= United Unionist Coalition =

The United Unionist Coalition (UUC), formerly known as the United Unionist Assembly Party, was a minor unionist political formation in Northern Ireland.

==Northern Ireland Assembly==

The UUC was formed by three members of the Northern Ireland Assembly who had been elected as "independent unionists" in 1998, and decided to form themselves into an official grouping to avail of facilities provided by the Assembly to parties. As such they were more a coalition of political expediency rather than a coherent political party. The founders of the group, which was initially called the "United Unionist Assembly Party", were Fraser Agnew, Boyd Douglas and Denis Watson (all of whom have since left the grouping).

The grouping subsequently registered with the Electoral Commission as the "United Unionist Coalition", a name recalling the anti-Sunningdale Agreement bloc of Unionist parties in the 1970s, the United Ulster Unionist Coalition.

Watson subsequently joined the Democratic Unionist Party.

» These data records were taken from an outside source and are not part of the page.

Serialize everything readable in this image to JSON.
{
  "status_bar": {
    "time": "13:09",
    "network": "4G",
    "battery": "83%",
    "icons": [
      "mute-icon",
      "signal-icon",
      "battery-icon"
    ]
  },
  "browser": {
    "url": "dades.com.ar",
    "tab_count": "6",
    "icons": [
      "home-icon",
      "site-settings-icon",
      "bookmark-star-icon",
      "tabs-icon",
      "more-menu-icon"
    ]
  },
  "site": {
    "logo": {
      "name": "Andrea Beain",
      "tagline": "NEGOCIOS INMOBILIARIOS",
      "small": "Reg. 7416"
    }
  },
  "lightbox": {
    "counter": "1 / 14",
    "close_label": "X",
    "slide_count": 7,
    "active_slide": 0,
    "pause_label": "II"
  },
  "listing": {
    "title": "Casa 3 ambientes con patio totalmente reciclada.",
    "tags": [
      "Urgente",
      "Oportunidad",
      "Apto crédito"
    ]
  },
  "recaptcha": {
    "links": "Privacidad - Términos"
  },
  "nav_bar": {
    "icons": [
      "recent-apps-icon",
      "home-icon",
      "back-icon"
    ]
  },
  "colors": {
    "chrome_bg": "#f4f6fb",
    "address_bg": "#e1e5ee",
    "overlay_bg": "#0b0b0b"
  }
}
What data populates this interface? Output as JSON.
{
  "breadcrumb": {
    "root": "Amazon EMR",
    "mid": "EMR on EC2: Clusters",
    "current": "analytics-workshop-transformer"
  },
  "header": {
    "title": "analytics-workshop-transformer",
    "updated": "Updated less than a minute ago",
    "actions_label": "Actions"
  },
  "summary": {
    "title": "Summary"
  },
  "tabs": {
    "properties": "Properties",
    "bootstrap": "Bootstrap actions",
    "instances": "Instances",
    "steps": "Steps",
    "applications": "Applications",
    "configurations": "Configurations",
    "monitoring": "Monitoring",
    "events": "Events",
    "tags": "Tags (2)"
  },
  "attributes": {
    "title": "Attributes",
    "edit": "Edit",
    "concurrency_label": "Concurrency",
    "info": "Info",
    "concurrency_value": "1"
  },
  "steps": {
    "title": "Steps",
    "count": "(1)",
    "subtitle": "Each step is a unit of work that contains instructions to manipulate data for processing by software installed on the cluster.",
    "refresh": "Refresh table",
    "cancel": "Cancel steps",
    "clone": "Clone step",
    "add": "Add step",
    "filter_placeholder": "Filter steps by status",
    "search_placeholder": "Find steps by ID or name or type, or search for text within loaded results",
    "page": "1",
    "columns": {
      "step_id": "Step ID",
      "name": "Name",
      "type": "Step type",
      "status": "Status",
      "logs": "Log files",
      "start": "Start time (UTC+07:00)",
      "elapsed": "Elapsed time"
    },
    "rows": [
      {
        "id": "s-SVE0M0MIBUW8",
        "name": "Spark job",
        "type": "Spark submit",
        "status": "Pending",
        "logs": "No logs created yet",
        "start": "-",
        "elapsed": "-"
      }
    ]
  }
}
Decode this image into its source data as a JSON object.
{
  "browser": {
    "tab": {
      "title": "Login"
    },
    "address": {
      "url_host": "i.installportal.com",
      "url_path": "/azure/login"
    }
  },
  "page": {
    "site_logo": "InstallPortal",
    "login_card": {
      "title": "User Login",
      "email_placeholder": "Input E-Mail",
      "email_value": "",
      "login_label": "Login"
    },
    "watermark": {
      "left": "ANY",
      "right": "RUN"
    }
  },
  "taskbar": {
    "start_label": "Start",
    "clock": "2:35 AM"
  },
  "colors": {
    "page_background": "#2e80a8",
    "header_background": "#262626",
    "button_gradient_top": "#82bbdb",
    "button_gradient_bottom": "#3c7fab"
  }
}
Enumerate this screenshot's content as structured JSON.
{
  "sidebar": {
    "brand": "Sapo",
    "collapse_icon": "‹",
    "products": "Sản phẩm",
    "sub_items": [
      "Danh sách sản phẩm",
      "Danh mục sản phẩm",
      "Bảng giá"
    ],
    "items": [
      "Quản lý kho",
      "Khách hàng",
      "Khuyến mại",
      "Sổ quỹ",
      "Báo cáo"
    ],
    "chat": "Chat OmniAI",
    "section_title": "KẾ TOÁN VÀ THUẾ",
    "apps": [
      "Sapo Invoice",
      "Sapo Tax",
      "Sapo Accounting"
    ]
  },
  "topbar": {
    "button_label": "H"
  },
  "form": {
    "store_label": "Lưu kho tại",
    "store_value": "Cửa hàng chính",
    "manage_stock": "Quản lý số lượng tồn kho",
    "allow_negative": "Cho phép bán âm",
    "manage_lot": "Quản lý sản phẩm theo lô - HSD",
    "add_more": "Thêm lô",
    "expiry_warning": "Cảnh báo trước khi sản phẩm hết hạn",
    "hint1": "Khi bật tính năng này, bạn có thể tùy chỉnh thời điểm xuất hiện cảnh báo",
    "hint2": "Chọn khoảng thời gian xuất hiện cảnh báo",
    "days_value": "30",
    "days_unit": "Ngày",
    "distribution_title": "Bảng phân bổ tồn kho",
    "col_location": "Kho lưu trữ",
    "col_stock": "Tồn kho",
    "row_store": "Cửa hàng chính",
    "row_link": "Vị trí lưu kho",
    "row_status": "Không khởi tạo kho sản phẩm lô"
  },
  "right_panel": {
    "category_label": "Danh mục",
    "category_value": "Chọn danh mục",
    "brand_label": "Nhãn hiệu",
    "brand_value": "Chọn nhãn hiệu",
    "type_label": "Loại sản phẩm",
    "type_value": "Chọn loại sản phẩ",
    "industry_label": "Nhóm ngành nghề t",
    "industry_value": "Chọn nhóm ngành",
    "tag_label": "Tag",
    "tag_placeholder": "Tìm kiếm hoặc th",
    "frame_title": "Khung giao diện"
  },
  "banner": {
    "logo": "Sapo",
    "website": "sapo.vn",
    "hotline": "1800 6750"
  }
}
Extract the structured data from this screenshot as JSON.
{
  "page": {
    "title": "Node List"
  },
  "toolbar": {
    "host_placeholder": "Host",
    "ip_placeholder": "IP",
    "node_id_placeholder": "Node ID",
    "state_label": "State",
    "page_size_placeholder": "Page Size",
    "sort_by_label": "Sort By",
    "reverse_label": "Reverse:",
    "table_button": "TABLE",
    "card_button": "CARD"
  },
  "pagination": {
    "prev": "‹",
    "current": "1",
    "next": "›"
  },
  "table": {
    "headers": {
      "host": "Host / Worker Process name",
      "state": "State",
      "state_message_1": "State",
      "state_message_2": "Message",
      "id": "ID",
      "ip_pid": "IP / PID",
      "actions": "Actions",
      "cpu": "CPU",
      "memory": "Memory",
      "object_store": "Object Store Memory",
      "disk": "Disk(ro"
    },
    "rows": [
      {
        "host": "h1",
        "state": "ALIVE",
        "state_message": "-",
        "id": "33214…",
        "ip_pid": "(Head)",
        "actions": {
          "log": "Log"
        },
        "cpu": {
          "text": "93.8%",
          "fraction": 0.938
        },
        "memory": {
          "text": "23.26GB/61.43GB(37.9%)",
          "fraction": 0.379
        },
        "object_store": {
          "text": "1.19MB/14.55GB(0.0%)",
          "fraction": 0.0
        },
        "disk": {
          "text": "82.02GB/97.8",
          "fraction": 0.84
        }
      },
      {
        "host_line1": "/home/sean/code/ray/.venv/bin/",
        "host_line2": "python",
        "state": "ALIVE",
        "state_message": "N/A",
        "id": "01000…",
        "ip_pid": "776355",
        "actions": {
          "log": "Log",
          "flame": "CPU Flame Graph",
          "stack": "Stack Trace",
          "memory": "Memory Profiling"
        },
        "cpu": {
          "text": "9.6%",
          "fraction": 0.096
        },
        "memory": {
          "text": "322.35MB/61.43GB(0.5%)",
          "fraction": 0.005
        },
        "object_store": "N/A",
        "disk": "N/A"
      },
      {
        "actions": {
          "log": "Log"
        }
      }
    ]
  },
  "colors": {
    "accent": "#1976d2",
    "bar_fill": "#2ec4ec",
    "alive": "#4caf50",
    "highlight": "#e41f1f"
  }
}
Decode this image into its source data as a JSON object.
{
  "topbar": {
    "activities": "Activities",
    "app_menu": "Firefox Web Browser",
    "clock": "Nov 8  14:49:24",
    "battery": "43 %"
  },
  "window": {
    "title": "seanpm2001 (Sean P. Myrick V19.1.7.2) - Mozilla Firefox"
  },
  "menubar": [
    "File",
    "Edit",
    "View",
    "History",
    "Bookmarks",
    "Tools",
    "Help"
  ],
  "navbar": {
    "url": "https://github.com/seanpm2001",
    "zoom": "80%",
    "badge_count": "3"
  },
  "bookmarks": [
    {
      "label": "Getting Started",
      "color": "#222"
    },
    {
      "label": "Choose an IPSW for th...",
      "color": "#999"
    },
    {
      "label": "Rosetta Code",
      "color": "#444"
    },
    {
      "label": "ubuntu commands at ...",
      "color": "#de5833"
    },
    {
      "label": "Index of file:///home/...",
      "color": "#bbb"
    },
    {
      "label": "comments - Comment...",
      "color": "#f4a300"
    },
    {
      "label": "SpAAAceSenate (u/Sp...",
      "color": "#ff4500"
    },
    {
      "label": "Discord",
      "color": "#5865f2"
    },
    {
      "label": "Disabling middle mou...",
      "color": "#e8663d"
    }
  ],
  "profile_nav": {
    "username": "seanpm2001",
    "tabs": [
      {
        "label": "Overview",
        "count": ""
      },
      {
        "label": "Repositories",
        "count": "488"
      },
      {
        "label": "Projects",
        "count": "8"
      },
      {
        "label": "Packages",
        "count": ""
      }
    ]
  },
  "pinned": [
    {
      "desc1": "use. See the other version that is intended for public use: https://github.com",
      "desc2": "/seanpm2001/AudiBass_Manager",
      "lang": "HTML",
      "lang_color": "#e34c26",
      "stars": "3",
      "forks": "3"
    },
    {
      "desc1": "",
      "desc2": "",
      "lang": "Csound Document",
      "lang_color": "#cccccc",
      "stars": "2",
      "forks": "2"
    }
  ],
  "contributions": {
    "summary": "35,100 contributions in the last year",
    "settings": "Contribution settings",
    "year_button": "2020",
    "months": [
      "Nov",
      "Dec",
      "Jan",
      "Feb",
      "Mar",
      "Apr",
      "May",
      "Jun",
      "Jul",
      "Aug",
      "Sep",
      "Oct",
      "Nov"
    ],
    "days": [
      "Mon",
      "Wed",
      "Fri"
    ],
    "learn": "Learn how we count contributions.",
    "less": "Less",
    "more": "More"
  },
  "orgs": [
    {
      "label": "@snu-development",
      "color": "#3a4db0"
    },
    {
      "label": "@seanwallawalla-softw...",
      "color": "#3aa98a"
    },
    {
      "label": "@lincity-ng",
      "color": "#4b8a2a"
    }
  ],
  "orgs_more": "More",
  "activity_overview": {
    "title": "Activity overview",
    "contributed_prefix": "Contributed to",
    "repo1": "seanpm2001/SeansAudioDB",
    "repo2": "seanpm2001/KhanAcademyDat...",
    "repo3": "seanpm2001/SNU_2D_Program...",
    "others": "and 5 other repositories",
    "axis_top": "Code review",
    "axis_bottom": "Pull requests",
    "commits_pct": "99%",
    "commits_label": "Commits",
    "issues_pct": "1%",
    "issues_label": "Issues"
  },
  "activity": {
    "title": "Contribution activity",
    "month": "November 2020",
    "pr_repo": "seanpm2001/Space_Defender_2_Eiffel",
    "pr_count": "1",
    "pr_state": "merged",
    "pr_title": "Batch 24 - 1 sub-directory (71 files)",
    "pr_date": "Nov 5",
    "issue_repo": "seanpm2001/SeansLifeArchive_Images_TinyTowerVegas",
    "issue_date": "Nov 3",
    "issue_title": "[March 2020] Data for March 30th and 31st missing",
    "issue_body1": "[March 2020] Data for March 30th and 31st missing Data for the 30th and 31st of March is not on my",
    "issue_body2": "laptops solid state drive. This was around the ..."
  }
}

In the 2003 Assembly elections the UUC secured only 0.4% of first preference votes and all three UUC members lost their seats. The UUC did not contest the 2007 or 2011 Assembly elections.

==Local government==

Following the 2005 local government elections the UUC had two elected councillors: Agnew on Newtownabbey Borough Council and Douglas on Limavady Borough Council. A mid-term defection led to the party gaining one council seat in Limavady.

In January 2011 Agnew left the UUC, returning to the Ulster Unionist Party. Douglas joined Traditional Unionist Voice prior to the May 2011 Council elections (in which he held his seat). No candidate was elected on a UUC ticket.

As of April 2012, the UUC has no elected representatives and is not registered with the Electoral Commission.